Hundreds made the most of the warm weather in Sydney on Thursday and Friday despite the Prime Minister announcing strict new rules yesterday.
Pictures of a packed Bondi Beach were circulated around the world, prompting Waverley Mayor Paula Masselos to call on the public to observe health advice and consider staying at home.
“We all have a role to play in preventing the spread of COVID-19 and I am frustrated that people continue to ignore health advice about social distancing as observed yesterday at Bondi Beach,” she said.
“We all need to behave in a safe and responsible manner so that the spread of this virus can be slowed. No one is immune to COVID-19 and behaving irresponsibly puts the entire community at risk.”
International publications such as the UK’s The Metro described the scenes on Bondi Beach as “unbelievable” while readers labelled those responsible as “stupid”.
Over 1000 cases of the new coronavirus have now been confirmed across Australia, and seven people have died.
“I am surprised by the number of people out,” one swimmer told CBS.
“I’ve just been out for a swim, and come out, get a bit of exercise, get outside and head home.
“I guess I’m more surprised by just the number of people who are just lazing around on the beach.
“The whole social distancing hasn’t really taken hold in Bondi just yet, I would say.”
Earlier on Friday, The Daily Telegraph spoke to one group of American backpackers who said they were unfazed by the virus because they were young and “unlikely” to be infected.
“We figure none of us have any symptoms, due to our age the virus is unlikely to get us, and we’re more likely to get it in New York City where there are double the amount of cases than the 300 in Australia,” Lauren Titone said, citing incorrect figures.
“I’m not nervous. I’m young. I feel my body can handle it.”
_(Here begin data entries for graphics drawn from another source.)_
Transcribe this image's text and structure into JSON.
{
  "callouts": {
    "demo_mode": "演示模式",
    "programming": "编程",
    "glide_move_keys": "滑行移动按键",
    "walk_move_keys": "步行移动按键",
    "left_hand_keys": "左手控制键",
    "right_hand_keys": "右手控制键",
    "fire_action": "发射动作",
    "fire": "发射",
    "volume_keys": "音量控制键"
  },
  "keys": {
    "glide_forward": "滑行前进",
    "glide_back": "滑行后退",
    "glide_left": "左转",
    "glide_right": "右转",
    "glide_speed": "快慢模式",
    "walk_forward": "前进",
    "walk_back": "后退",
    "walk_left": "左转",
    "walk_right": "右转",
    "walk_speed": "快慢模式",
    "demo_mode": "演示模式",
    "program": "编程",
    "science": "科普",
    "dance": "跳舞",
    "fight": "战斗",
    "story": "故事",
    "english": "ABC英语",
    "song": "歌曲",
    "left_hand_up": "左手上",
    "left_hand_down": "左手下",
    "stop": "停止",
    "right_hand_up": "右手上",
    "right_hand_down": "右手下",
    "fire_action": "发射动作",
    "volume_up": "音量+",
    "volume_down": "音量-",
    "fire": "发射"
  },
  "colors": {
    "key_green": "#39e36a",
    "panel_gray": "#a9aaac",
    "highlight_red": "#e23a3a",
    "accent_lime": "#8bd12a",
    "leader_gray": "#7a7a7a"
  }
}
Prime Minister Scott Morrison said on Friday that he was aware of some people continuing to flout the rules.
“We are hearing reports of some who are saying they’re in self isolation and they’re out and about,” he said.
“In many cases for the young and the healthy, it is true that the majority of cases, 8 out of 10 people only have a mild illness … but by you doing the right thing, you’ll be saving the life of someone who is more vulnerable,” he said. “So do it for your fellow Australians.”